Q: What advice do you have for aspiring young musicians and artists?
Two things. First, always keep working at your art, continue to learn from the art and approach
of other artists who came before you, and don’t get discouraged. Second, make it a point to
become educated about the legal and business aspects of your art. Most artists have little or no
knowledge or understanding of what is involved in having their art distributed, promoted,
exhibited, or “exploited” as lawyers say, leaving them vulnerable to being taken advantage of or
to entering into unfavorable business relationships.

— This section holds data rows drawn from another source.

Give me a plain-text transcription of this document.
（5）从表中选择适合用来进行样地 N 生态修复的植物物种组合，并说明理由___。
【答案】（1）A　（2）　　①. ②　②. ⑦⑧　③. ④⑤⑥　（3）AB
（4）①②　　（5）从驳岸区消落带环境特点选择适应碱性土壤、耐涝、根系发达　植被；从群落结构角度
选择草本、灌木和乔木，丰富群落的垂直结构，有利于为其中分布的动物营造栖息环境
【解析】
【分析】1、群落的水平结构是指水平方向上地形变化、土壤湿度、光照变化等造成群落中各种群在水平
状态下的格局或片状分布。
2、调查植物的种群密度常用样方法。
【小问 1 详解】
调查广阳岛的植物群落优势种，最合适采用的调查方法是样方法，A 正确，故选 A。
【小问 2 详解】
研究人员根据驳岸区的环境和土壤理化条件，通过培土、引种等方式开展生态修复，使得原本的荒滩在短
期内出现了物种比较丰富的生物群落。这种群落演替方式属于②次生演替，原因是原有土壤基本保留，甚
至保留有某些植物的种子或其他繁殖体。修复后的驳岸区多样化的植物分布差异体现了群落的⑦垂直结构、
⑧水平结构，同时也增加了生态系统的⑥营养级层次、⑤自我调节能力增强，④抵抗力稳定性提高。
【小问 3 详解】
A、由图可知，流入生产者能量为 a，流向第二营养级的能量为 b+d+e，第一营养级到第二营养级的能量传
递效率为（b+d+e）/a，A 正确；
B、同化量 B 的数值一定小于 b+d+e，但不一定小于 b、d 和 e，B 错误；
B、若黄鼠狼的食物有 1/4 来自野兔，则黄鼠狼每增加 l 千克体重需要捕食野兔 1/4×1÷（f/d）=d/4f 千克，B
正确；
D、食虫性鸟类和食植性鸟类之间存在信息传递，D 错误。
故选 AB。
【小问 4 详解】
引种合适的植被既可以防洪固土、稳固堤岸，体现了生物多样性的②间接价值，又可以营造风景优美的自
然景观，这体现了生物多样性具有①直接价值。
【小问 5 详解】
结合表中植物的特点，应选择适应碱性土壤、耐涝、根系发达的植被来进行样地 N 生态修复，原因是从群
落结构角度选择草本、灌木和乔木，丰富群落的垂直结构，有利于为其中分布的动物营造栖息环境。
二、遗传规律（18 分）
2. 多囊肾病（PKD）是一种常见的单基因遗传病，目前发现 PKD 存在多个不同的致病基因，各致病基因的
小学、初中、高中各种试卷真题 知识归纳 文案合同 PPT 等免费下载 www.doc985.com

Knowledge is the key to everything and to
ensuring an artist’s ultimate success with their art. Joining and taking advantage of the legal,
educational and dispute resolution services of an organization such as California Lawyers for
the Arts, whose mission is to educate and empower artists of all disciplines, is a good way to
start. And of course, Harvardwood is also a valuable organization for assisting artists in
navigating the business components of their creative careers.
Q: What is your favorite piece on your new album?
I have two by Ms. Price: the second movement of her “Sonata in E Minor”, and “Andante Con Espressione”, a lovely violin and piano piece with violinist Mark Cargill. If our readers are so inclined and I can put in a plug for it, I encourage them to view the YouTube video of us performing the piece (here).
Q: What do you like to do in your free time?
“Free time”?? LOL. What is that?
Jerry's album The Composers was released on June 1, 2022 and is available to stream now.